I have said many times that this journey is cruel and so totally unexpected. However, the people I have met on this journey are AMAZING.
I am always surprised that there are so many of us on this journey. I have high school friends, church friends, college friends and then there are the wonderful new friends that I have made at the support group I attend. Valerie, our fearless leader, reminded us that we started meeting last Fall with around 7-8 members. Today, I sat in a room with close to 20 caregivers. We are all in different places on our walk but we are all together for the same reason. We are there because we love someone with dementia and from time to time we need to be propped up along the way.
Our group had the privilege of meeting with Teepa Snow last Friday before she spoke at the Beeson Forum on Saturday. If you missed my previous post, you may not be aware that Teepa is the dementia guru. She has the ability to take a terrible disease and make us laugh at our situation. She answered our questions; like why does my dad think my mom has a boyfriend? She walked us through emotional situations; like moving a parent from their home in one city to an assisted living community in another city. She is amazing!
Did you know that one out of five families will be touched by dementia? That is a staggering number to me. None of us think that we will be faced with this disease. We all picture ourselves riding off into the sunset with our partner. Unfortunately, everyone does not get this privilege.
On Friday, we learned that some of our new friends were still getting use to the idea of a loved one’s diagnosis. None of us ever want to accept the idea of dementia or Alzheimer’s but the diagnosis is still quite raw to some. We listened to their stories and we weep with them. We remember our own family member’s story.
Teepa told us there were 5 stages we would pass through after we received our loved one’s diagnosis. The first is DENIAL. This one is easy to understand. No one wants to accept the fact that our father/husband/wife/daughter is slipping away. The second is ANGER. Yep! I understand this one too. I sat in my car in my garage in December and cried because I could not stand to think that one day my dad would not know me. Anger is easy and it can go on and on. The third step is BARGAIN WITH IT. This is sort of like a prayer that we have likely all prayed before. It goes something like this: PLEASE, PLEASE, PLEASE let my ____. If we could bargain this disease away, who would we give it to? We would not wish this disease on anyone! The fourth step is SORROW. We feel sorry for ourselves and our loved one. We mourn the life we will not have together. We mourn the loss of our ride into the sunset. The fifth stage is LET IT GO. We have accepted the diagnosis and we know that we cannot bargain it away and we must live with the diagnosis. We must face the fact that we do not get to ride into the sunset. We have to let it go and find the joy where we are. We have to let it go.

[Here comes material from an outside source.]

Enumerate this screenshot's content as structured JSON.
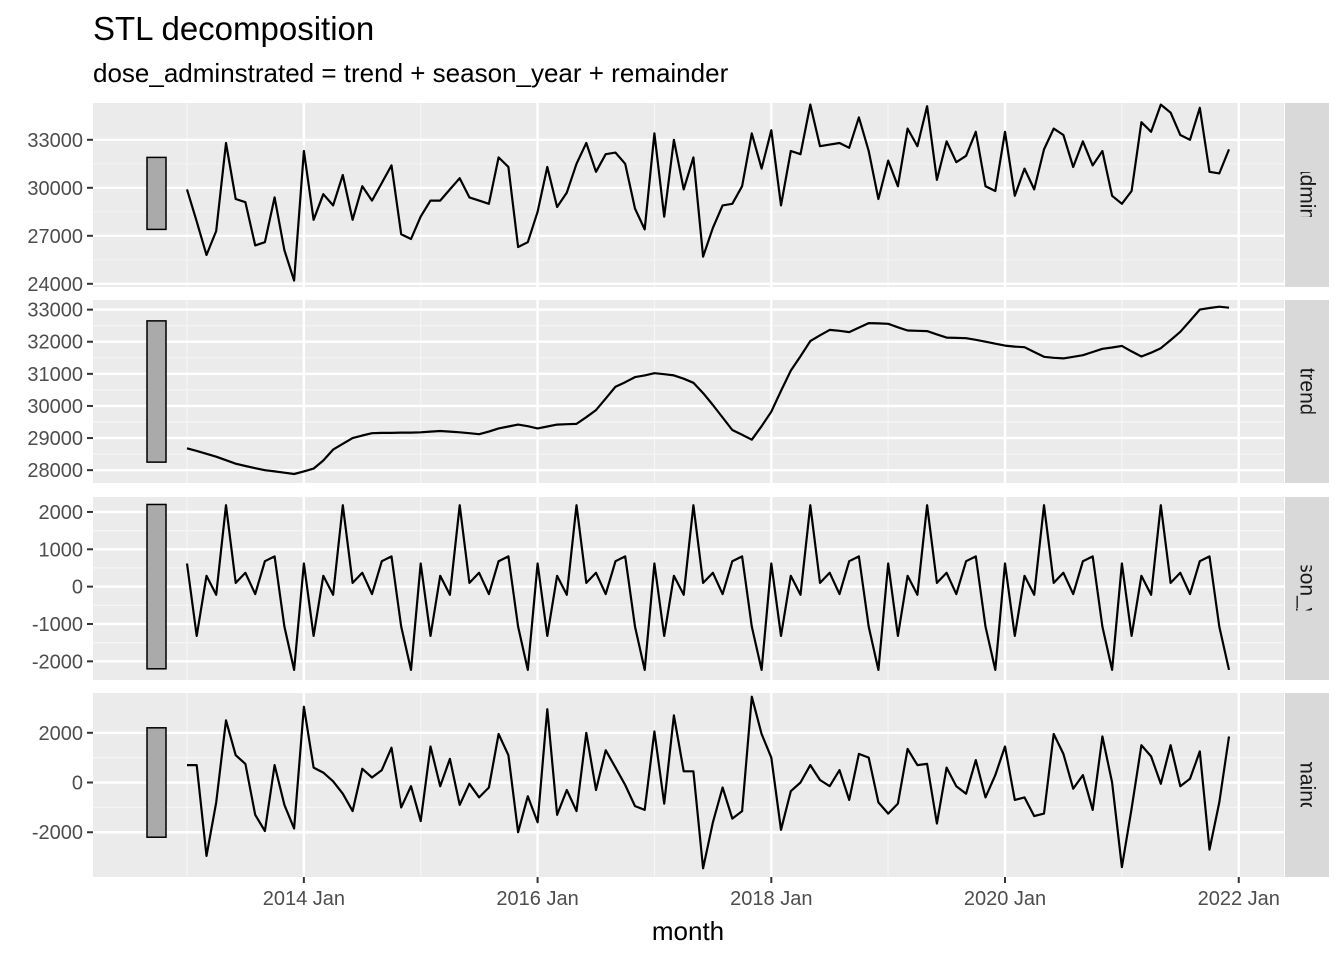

Now that we are all humming the theme song from the movie Frozen, it is hard to LET IT GO. It is hard to accept the diagnosis. Valerie is always handing out information to help our group on our journey. Today she shared a story that was forwarded to her.
The point of the story is that God has written our story and none of us know what God has planned for us. God is still writing my dad’s story. God is still writing my story.
As the story said, We don’t know another until we see him/her as part of God’s Story. God’s Story simply will not fit neatly into any of our categories – medical, religion, doctrinal, cultural, political, or otherwise!
My dad’s story is not being written the way I would want it to be written but it is His story and I know that it will be a good story because he is a great man.